Sì la adoro, il mio sogno è fotografare Linn e Jup do Barrio, le amo! Quando ho iniziato a passare più tempo con persone trans, travestite e non binarie mi sono resa conto che non c’era per forza bisogno della chirurgia per essere donne, o essere trattate e rispettate come tali. I loro corpi senza chirurgia meritano lo stesso rispetto del mio corpo di donna cis. Nel momento in cui dicono di essere donne non hanno bisogno di nient’altro, i loro corpi sono già perfetti, è la società che le vede attraverso delle costruzioni sociali per cui una donna dovrebbe apparire in un determinato modo. Io voglio mostrare che loro sono perfette così come sono, i loro corpi sono perfetti con un pene o senza seno. Se vogliono sottoporsi alla chirurgia non c’è problema ma non ne hanno bisogno. In alcune foto hanno voluto mettersi dei seni, pero in generale ho cercato di mostrare questi corpi senza chirurgia perchè in Brasile (non solo, peró io posso parlare solo per quella che è stata la mia esperienza qui) esiste uno stereotipo molto forte per cui si pensa che le donne travestite debbano avere seni di silicone enormi, e volevo mostrare altre possibilità e altri corpi femminili.
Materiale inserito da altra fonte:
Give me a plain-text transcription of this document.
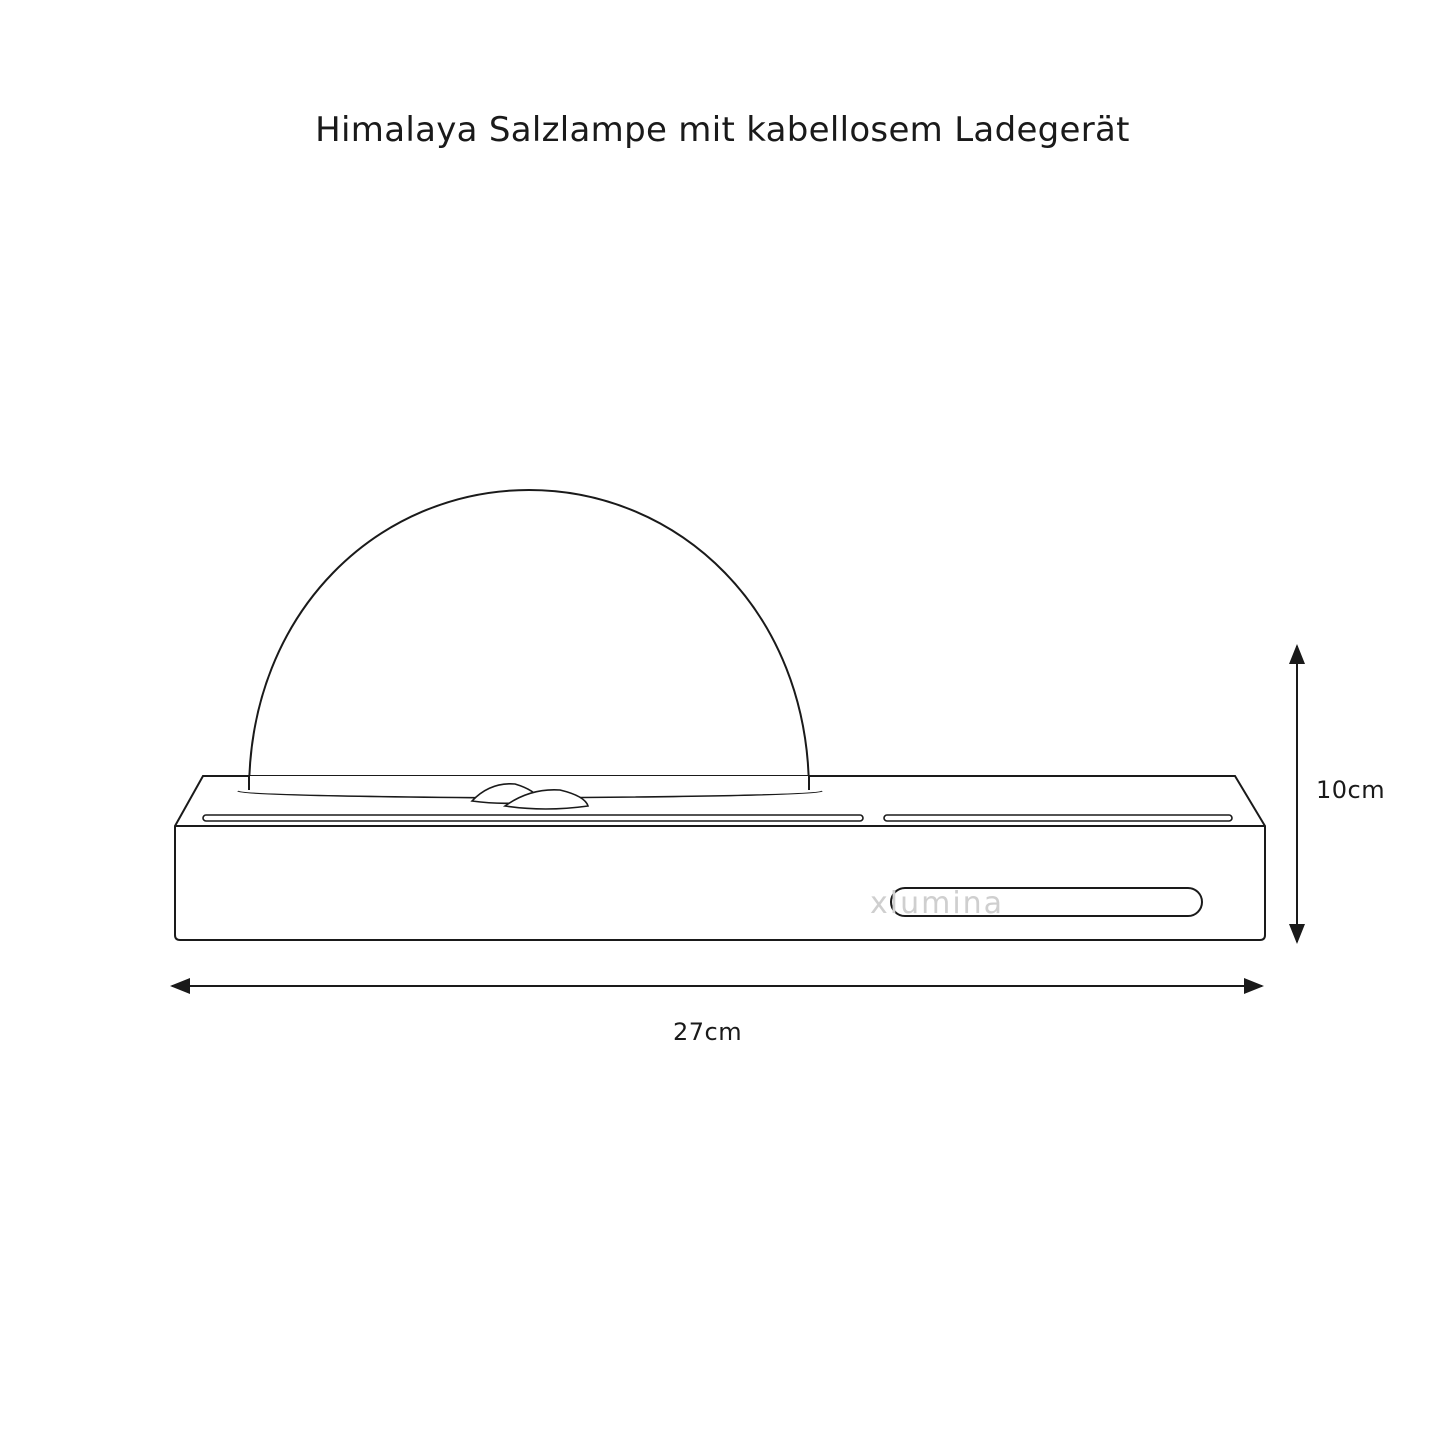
Himalaya Salzlampe mit kabellosem Ladegerät
xlumina
10cm
27cm
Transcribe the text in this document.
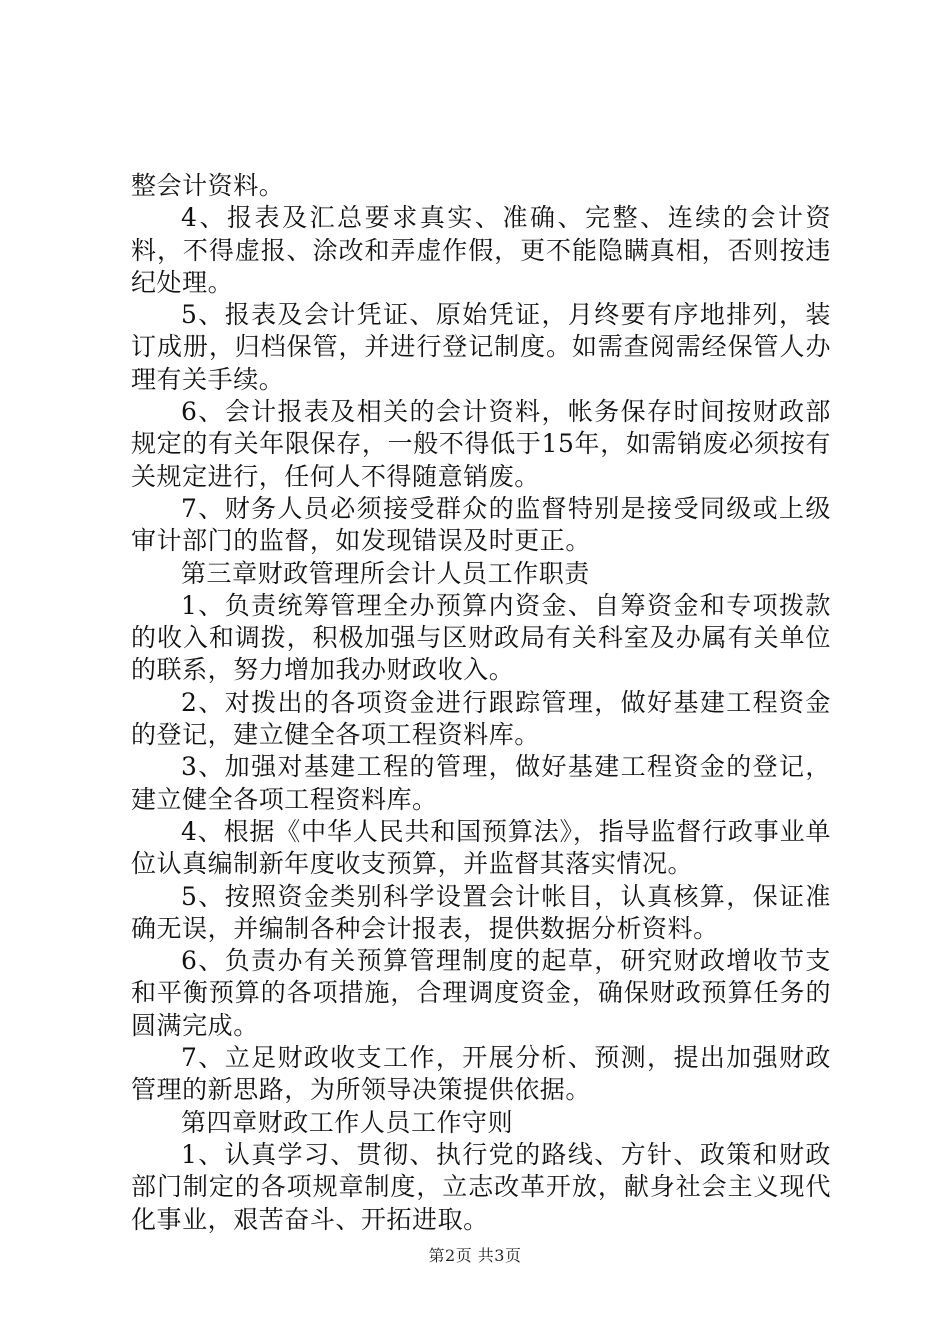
整会计资料。

4、报表及汇总要求真实、准确、完整、连续的会计资料，不得虚报、涂改和弄虚作假，更不能隐瞒真相，否则按违纪处理。

5、报表及会计凭证、原始凭证，月终要有序地排列，装订成册，归档保管，并进行登记制度。如需查阅需经保管人办理有关手续。

6、会计报表及相关的会计资料，帐务保存时间按财政部规定的有关年限保存，一般不得低于15年，如需销废必须按有关规定进行，任何人不得随意销废。

7、财务人员必须接受群众的监督特别是接受同级或上级审计部门的监督，如发现错误及时更正。

第三章财政管理所会计人员工作职责

1、负责统筹管理全办预算内资金、自筹资金和专项拨款的收入和调拨，积极加强与区财政局有关科室及办属有关单位的联系，努力增加我办财政收入。

2、对拨出的各项资金进行跟踪管理，做好基建工程资金的登记，建立健全各项工程资料库。

3、加强对基建工程的管理，做好基建工程资金的登记，建立健全各项工程资料库。

4、根据《中华人民共和国预算法》，指导监督行政事业单位认真编制新年度收支预算，并监督其落实情况。

5、按照资金类别科学设置会计帐目，认真核算，保证准确无误，并编制各种会计报表，提供数据分析资料。

6、负责办有关预算管理制度的起草，研究财政增收节支和平衡预算的各项措施，合理调度资金，确保财政预算任务的圆满完成。

7、立足财政收支工作，开展分析、预测，提出加强财政管理的新思路，为所领导决策提供依据。

第四章财政工作人员工作守则

1、认真学习、贯彻、执行党的路线、方针、政策和财政部门制定的各项规章制度，立志改革开放，献身社会主义现代化事业，艰苦奋斗、开拓进取。

第2页 共3页
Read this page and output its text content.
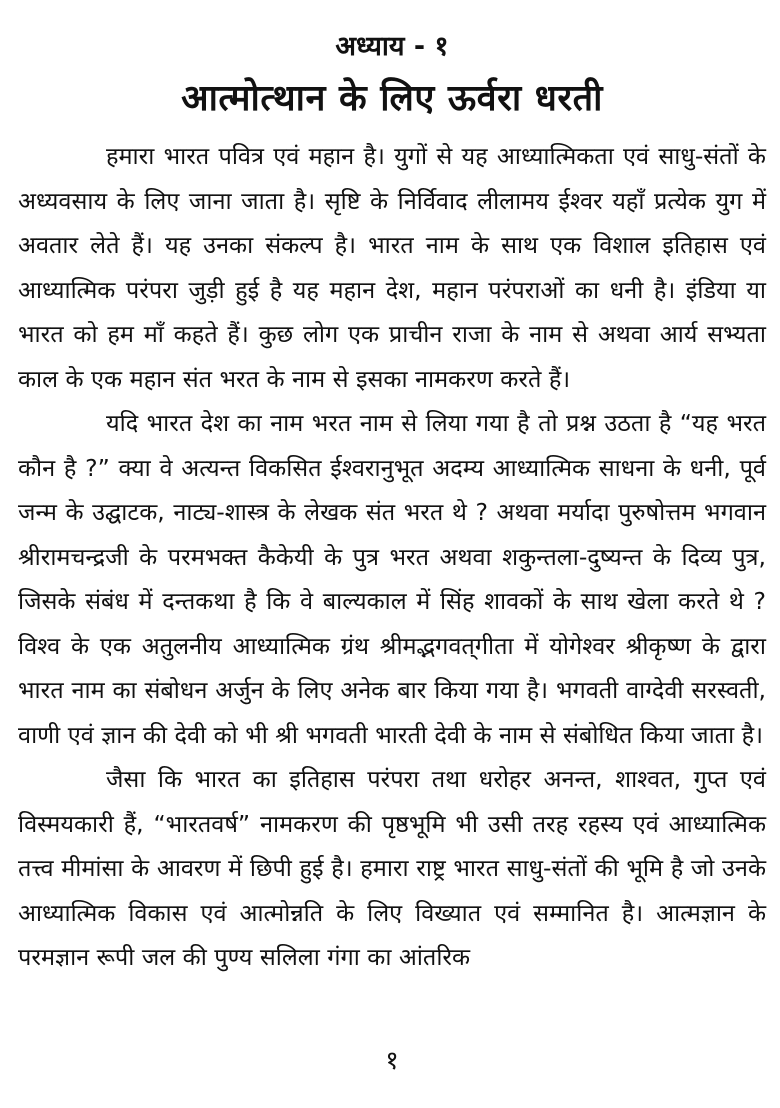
अध्याय - १
आत्मोत्थान के लिए ऊर्वरा धरती

हमारा भारत पवित्र एवं महान है। युगों से यह आध्यात्मिकता एवं साधु-संतों के अध्यवसाय के लिए जाना जाता है। सृष्टि के निर्विवाद लीलामय ईश्वर यहाँ प्रत्येक युग में अवतार लेते हैं। यह उनका संकल्प है। भारत नाम के साथ एक विशाल इतिहास एवं आध्यात्मिक परंपरा जुड़ी हुई है यह महान देश, महान परंपराओं का धनी है। इंडिया या भारत को हम माँ कहते हैं। कुछ लोग एक प्राचीन राजा के नाम से अथवा आर्य सभ्यता काल के एक महान संत भरत के नाम से इसका नामकरण करते हैं।

यदि भारत देश का नाम भरत नाम से लिया गया है तो प्रश्न उठता है “यह भरत कौन है ?” क्या वे अत्यन्त विकसित ईश्वरानुभूत अदम्य आध्यात्मिक साधना के धनी, पूर्व जन्म के उद्घाटक, नाट्य-शास्त्र के लेखक संत भरत थे ? अथवा मर्यादा पुरुषोत्तम भगवान श्रीरामचन्द्रजी के परमभक्त कैकेयी के पुत्र भरत अथवा शकुन्तला-दुष्यन्त के दिव्य पुत्र, जिसके संबंध में दन्तकथा है कि वे बाल्यकाल में सिंह शावकों के साथ खेला करते थे ? विश्व के एक अतुलनीय आध्यात्मिक ग्रंथ श्रीमद्भगवत्‌गीता में योगेश्वर श्रीकृष्ण के द्वारा भारत नाम का संबोधन अर्जुन के लिए अनेक बार किया गया है। भगवती वाग्देवी सरस्वती, वाणी एवं ज्ञान की देवी को भी श्री भगवती भारती देवी के नाम से संबोधित किया जाता है।

जैसा कि भारत का इतिहास परंपरा तथा धरोहर अनन्त, शाश्वत, गुप्त एवं विस्मयकारी हैं, “भारतवर्ष” नामकरण की पृष्ठभूमि भी उसी तरह रहस्य एवं आध्यात्मिक तत्त्व मीमांसा के आवरण में छिपी हुई है। हमारा राष्ट्र भारत साधु-संतों की भूमि है जो उनके आध्यात्मिक विकास एवं आत्मोन्नति के लिए विख्यात एवं सम्मानित है। आत्मज्ञान के परमज्ञान रूपी जल की पुण्य सलिला गंगा का आंतरिक

१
Ho cercato di fotografare donne nere, grasse, magre e non focalizzarmi solo su quelle donne con un alto livello di passing [2 ] , volevo fotografare tutti i corpi femminili possibili.

C’è qualcos’altro che vuoi aggiungere o che ti sembra importante specificare?
Sí penso sia importante ricordare che il Brasile è il Paese dove si ammazzano piú persone trans al mondo e quest’anno c’è stato un netto aumento degli omicidi transfobici rispetto all’anno scorso. Il Brasile è anche il Paese che piú di tutti consuma materiale pornografico con persone trans a livello mondiale. Questi dati dimostrano la malignità della nostra società.

[1 ] Abaixa que é tiro è un’esclamazione diffusa nella comunità LGBTQI* brasiliana per commentare qualcosa di fantastico e favoloso che ti ha colpito. Il titolo di questo progetto nasce proprio dalle parole utilizzate dalle donne che hanno partecipato al progetto nel vedere i loro ritratti pubblicati sui social.
[2 ] Il passing è la capacità di essere percepite dalla società come appartenenti a un determinato gruppo sociale, nel caso delle donne trans significa riuscire a passare l’esame dello sguardo transfobico ed essere percepite come donne cis.